The Mystery of Capital (2003) by the Peruvian economist Hernando de Soto is a book that seeks to provide an explanation as to why the developing world is not as rich as the developed world and what can be done to change this. The books central thesis is that legalising land titles is a critical step in developing capitalism and one that the developed world has done successfully while the developing world has not. de Soto also makes the point that registering businesses and providing title for them is also critical for development.
The book is divided into 7 chapters. The first is on The Five Mysteries of Capital which are later expounded in the rest of the book. The Mysteries are: The Mystery of Missing Information, The Mystery of Capital, The Mystery of Political Awareness, The Missing Lessons of US History and The Mystery of Legal Failures. The fourth mystery is merely a missing person’s search and probably doesn’t need Poirot and an economist to solve. The book also has a conclusion.
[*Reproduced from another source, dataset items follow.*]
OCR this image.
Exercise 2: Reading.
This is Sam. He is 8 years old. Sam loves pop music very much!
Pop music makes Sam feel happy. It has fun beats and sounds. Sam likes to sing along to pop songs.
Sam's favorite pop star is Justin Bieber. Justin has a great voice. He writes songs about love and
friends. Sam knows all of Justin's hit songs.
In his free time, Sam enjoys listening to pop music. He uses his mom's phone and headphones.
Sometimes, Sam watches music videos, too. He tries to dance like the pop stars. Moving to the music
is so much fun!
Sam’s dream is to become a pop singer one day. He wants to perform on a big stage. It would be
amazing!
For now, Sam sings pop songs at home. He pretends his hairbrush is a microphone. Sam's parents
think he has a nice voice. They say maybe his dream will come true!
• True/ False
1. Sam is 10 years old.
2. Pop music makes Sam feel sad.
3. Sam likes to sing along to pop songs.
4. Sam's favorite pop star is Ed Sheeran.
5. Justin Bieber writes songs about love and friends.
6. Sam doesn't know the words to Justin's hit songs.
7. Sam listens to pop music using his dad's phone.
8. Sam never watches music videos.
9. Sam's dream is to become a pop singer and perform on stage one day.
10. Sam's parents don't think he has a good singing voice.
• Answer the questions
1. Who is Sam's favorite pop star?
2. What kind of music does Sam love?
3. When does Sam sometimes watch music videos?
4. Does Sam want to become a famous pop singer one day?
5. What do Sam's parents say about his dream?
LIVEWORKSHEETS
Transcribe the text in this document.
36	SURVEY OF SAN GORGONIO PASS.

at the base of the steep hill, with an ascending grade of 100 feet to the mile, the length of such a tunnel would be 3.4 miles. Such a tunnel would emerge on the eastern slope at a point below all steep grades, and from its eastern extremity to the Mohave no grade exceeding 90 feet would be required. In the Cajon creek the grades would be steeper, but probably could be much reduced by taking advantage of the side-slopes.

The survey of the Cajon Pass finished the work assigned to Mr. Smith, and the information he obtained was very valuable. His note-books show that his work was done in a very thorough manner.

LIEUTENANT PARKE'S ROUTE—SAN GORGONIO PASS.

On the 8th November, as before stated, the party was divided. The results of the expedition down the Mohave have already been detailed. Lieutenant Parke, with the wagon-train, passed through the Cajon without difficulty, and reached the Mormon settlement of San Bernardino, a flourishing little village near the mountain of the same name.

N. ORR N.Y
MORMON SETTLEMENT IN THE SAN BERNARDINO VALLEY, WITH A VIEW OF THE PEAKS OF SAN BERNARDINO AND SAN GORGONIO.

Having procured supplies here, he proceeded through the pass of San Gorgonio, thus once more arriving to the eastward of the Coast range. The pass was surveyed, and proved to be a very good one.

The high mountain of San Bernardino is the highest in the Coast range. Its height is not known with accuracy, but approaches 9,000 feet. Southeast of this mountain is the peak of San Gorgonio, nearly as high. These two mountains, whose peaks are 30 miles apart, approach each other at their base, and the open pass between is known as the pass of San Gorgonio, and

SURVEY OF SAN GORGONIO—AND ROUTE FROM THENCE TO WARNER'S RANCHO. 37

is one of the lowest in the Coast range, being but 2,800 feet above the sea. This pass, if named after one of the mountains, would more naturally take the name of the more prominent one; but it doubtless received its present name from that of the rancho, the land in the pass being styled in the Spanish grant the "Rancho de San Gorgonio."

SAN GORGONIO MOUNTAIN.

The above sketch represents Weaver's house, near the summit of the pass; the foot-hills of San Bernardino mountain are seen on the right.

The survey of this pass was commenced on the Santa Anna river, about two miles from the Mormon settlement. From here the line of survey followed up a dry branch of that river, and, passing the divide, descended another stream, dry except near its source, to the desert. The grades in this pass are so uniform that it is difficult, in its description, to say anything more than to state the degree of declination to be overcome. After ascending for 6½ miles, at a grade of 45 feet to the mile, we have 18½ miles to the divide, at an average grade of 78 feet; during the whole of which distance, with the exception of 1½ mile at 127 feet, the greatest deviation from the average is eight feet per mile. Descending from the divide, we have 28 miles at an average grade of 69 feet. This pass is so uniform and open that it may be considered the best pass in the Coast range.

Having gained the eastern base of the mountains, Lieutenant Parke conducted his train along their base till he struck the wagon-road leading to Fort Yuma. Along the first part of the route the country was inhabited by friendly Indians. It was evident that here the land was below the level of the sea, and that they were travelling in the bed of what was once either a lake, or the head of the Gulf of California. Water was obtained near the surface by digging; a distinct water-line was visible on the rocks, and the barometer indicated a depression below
In The Mystery of the Missing Information de Soto looks at how in the developing world there is a lot of wealth but the ownership of it is often undocumented. He points out that more than half the work force in many developing countries is not in the legal official economy. de Soto and his team went through and worked out how long it took to register a small business legally in Peru. He found that it would take 289 days of 6 hours to get the business registered. He goes on to show how even more land is not officially given a title. de Soto points out that the value of this property is that more than half the real estate in the developing world is not registered. This unregistered land cannot be used to borrow against so it is dead capital.
In The Mystery of Capital de Soto expands on the idea that capital is not just the physical objects but also having a legal title that enables the stuff to be borrowed against and to be capitalised. He goes through the steps needed to realise the immense value locked up in non-legal property in the developing world. In The Mystery of Political Awareness de Soto ponders why the legal systems of the West were able to use their capital. de Soto shows in the next chapter on The Missing Lessons of US History how in the US title was expanded to include the land settled extra-legally on the frontier. In the chapter on The Mystery of Legal Failure de Soto looks at how various reforms have failed to get small title holders into the system over time.
In conclusion de Soto synthesizes his ideas and says how he believes that setting up legal systems that legalise land ownership and allow businesses to easily register and pay tax can work to improve the developing world.
de Soto’s book presents a powerful idea that helps to explain the difference in wealth between the developing and the developed world. The book’s breakdown into mysteries and some of the hyperbole is a little much but de Soto’s main point that title legalisation and the legalisation of businesses would greatly benefit the developing world is hard to dispute.